How To Run Spark On Windows

Apache Spark is a lightning-fast unified analytics engine used for cluster computing for large data sets like BigData and Hadoop with the aim to run programs parallel across multiple nodes. It is a combination of multiple stack libraries such as SQL and Dataframes, GraphX, MLlib, and Spark Streaming.

Spark operates in iv different modes:

Standalone Mode: Here all processes run within the same JVM process.
Standalone Cluster Mode: In this mode, it uses the Job-Scheduling framework in-built in Spark.
Apache Mesos: In this style, the piece of work nodes run on various machines, simply the driver runs only in the master node.
Hadoop YARN: In this mode, the drivers run inside the application's master node and is handled by YARN on the Cluster.

In This article, we will explore Apache Spark installation in a Standalone mode. Apache Spark is adult in Scala programming language and runs on the JVM. Java installation is one of the mandatory things in spark. So permit'southward get-go with Java installation.

Installing Java:

Step one: Download the Java JDK.

Step ii: Open the downloaded Coffee SE Development Kit and follow along with the instructions for installation.

Pace 3: Open up the environment variable on the laptop by typing it in the windows search bar.
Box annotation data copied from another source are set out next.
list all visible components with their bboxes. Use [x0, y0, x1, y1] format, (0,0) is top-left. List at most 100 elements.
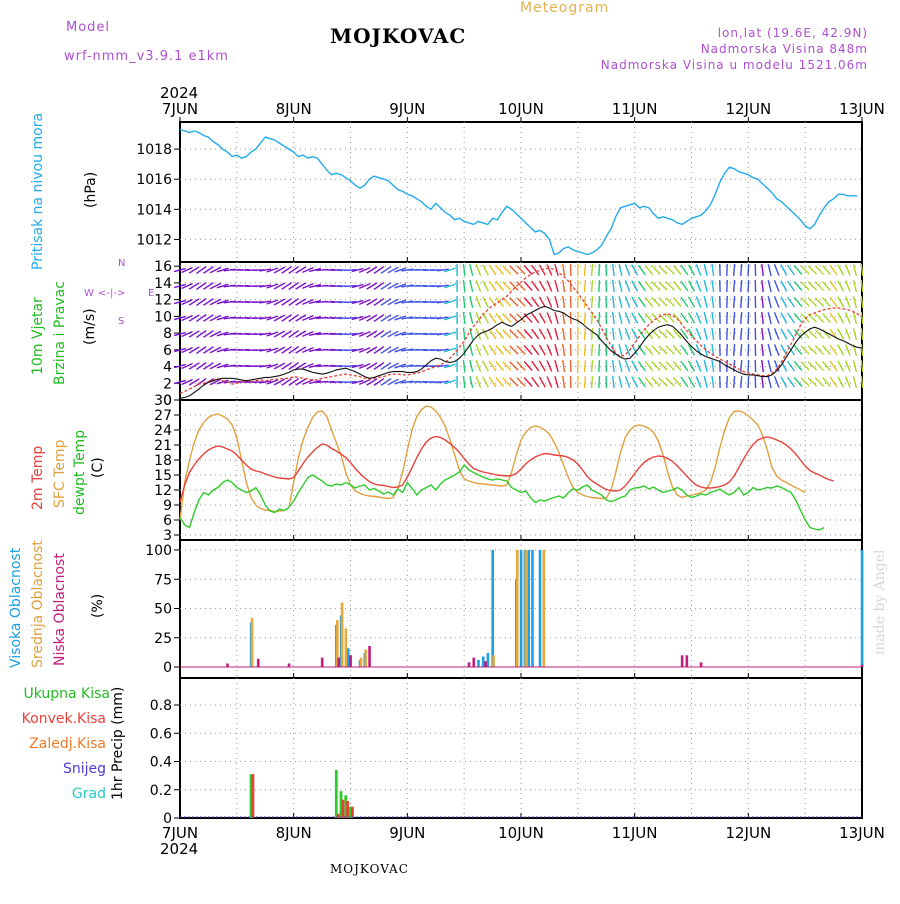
wind-arrow: [599, 360, 600, 372]
wind-arrow: [613, 344, 614, 356]
wind-arrow: [510, 330, 518, 338]
wind-arrow: [808, 298, 816, 306]
wind-arrow: [734, 296, 735, 308]
wind-arrow: [613, 376, 614, 388]
wind-arrow: [762, 264, 764, 276]
wind-arrow: [853, 280, 856, 292]
y-tick-label: 100: [145, 543, 172, 559]
wind-arrow: [659, 330, 667, 338]
wind-arrow: [555, 264, 558, 276]
wind-arrow: [599, 264, 600, 276]
wind-arrow: [599, 376, 600, 388]
wind-arrow: [510, 266, 518, 274]
wind-arrow: [846, 312, 850, 323]
y-tick-label: 12: [154, 293, 172, 309]
wind-arrow: [689, 297, 695, 307]
wind-arrow: [681, 345, 688, 355]
x-tick-label-bottom: 10JUN: [498, 824, 544, 842]
wind-arrow: [823, 281, 831, 290]
wind-arrow: [584, 264, 585, 276]
wind-arrow: [801, 378, 809, 387]
wind-arrow: [632, 313, 638, 324]
wind-arrow: [830, 281, 837, 291]
y-tick-label: 9: [163, 498, 172, 514]
wind-arrow: [555, 376, 558, 388]
y-tick-label: 27: [154, 408, 172, 424]
wind-arrow: [547, 360, 552, 371]
wind-arrow: [632, 297, 638, 308]
wind-arrow: [659, 266, 667, 274]
cloud-bar-high: [527, 550, 530, 667]
wind-arrow: [645, 377, 653, 386]
wind-arrow: [652, 346, 660, 355]
wind-arrow: [483, 345, 489, 356]
cloud-bar-mid: [251, 618, 254, 667]
wind-arrow: [539, 313, 545, 323]
wind-arrow: [775, 280, 779, 291]
wind-arrow: [666, 378, 674, 387]
wind-arrow: [741, 328, 742, 340]
wind-arrow: [489, 313, 496, 323]
wind-arrow: [645, 281, 653, 290]
wind-arrow: [734, 376, 735, 388]
wind-arrow: [592, 360, 593, 372]
wind-arrow: [532, 297, 539, 307]
y-tick-label: 6: [163, 513, 172, 529]
wind-arrow: [592, 376, 593, 388]
wind-arrow: [645, 345, 653, 354]
wind-arrow: [584, 344, 585, 356]
wind-arrow: [794, 265, 802, 274]
x-tick-label-top: 9JUN: [389, 100, 425, 118]
cloud-bar-high: [539, 550, 542, 667]
wind-arrow: [666, 298, 674, 307]
wind-arrow: [794, 297, 802, 306]
wind-arrow: [704, 328, 707, 340]
wind-arrow: [613, 312, 614, 324]
wind-arrow: [510, 362, 518, 370]
wind-arrow: [547, 280, 552, 291]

Set up JAVA_HOME Variables:

To set the JAVA_HOME variable follow the below steps:

Click on the User variable Add JAVA_HOME to PATH with value Value: C:\Programme Files\Java\jdk1.eight.0_261.
Click on the Organisation variable Add C:\Program Files\Java\jdk1.8.0_261\bin to PATH variable.
Open control prompt and blazon "java –version", it will testify bellow appear & verify Java installation.

Installing Scala:

For installing Scala on your local motorcar follow the below steps:

Pace 1: Download Scala.

Stride ii: Click on the .exe file and follow along instructions to customize the setup according to your needs.

Step iii: Accept the agreement and click the next button.

Set ecology variables:

In User Variable Add SCALA_HOME to PATH with value C:\Program Files (x86)\scala.
In Arrangement Variable Add C:\Program Files (x86)\scala\bin to PATH variable.

Verify Scala installation:

In the Command prompt apply the below command to verify Scala installation:

scala

Installing Spark:

Download a pre-built version of the Spark and excerpt it into the C drive, such as C:\Spark. Then click on the installation file and follow forth the instructions to ready Spark.

Set ecology variables:

In User variable Add together SPARK_HOME to PATH with value C:\spark\spark-two.4.6-bin-hadoop2.7.
In System variable Add%SPARK_HOME%\bin to PATH variable.